L’Expérience externe.




24. — William James a dédié une série de leçons sur le Pragmatisme « à la mémoire de John Stuart Mill, qui, le premier, m’enseigna la largeur d’esprit du pragmatiste, et dont j’aime à me persuader qu’il serait aujourd’hui notre chef s’il était encore parmi nous ». L’intention de James était assurément excellente. Il faut toutefois rendre justice à Mill. On dirait, à lire son System of Logic ratiocinative and inductive (1843), qu’il avait prévu le mauvais compliment et qu’il avait tout fait pour se l’éviter. À cette largeur d’esprit dont les pragmatistes s’attribuent le monopole, il oppose avec une grande insistance, au chapitre XXI du livre III, la probité ou, si l’on préfère, la rigidité du logicien : « La preuve n’est pas la force à laquelle l’esprit cède et se trouve contraint à céder ; c’est celle à laquelle il devrait céder, celle qui, s’imposant à nous, rendrait sa croyance conforme aux faits[1]. »
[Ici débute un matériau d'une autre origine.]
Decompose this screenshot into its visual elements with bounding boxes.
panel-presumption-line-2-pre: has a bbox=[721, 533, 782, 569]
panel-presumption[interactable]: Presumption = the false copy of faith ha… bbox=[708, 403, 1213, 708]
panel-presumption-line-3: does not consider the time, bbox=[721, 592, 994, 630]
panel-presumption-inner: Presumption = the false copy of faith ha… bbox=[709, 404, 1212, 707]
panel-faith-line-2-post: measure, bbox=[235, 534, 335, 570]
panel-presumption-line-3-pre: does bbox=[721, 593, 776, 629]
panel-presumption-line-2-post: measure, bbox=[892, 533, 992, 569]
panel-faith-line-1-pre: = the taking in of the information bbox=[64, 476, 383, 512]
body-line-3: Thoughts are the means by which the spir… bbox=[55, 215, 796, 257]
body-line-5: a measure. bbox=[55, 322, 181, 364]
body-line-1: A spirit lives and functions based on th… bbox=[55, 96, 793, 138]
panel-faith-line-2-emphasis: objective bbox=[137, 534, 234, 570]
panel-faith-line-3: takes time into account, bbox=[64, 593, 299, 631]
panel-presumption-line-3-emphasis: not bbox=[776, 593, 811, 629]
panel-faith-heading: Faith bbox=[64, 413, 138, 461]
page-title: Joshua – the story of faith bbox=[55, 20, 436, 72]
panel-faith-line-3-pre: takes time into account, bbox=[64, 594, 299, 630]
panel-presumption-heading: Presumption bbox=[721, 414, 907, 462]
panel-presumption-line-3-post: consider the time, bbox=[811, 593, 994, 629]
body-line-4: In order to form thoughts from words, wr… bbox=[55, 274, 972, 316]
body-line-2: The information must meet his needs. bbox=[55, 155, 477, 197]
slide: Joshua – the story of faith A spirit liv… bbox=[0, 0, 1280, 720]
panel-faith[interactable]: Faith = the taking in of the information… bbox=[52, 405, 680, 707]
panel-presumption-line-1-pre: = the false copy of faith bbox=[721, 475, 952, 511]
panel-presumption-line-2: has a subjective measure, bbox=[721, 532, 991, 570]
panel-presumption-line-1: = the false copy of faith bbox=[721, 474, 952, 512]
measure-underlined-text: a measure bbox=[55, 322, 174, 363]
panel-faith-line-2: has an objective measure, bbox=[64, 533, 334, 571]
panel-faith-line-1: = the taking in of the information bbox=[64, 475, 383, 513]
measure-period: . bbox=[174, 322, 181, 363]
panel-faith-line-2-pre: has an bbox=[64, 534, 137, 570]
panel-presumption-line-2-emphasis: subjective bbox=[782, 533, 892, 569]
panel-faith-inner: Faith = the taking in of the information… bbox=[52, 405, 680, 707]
Par conséquent, pour cet associationniste, l’association des idées, en tant que telle, n’a pas de force probante, au contraire. Le devoir du philosophe, c’est de se défendre contre la tyrannie perturbatrice de l’association : « Le mot preuve ne désigne pas ce qui détermine et tout ce qui peut déterminer la croyance. Bien d’autres choses que des preuves peuvent le faire. Une forte association d’idées peut produire une croyance assez ferme pour que ni expérience ni raisonnement puissent l’ébranler. » (Ibid.) Or, remarque précisément Mill, l’habitude de l’analyse philosophique (dont l’effet le plus sûr est de rendre l’esprit capable de commander, au lieu d’obéir, aux lois de sa partie purement passive), en nous montrant que les choses ne sont pas nécessairement en connexion dans la réalité parce que leurs idées sont en connexion dans l’es-

  1. Système de logique déductive et inductive. (Trad. Peisse, t. II, 4e édit., 1896, p. 94. Nous désignerons la traduction Peisse par la lettre P.)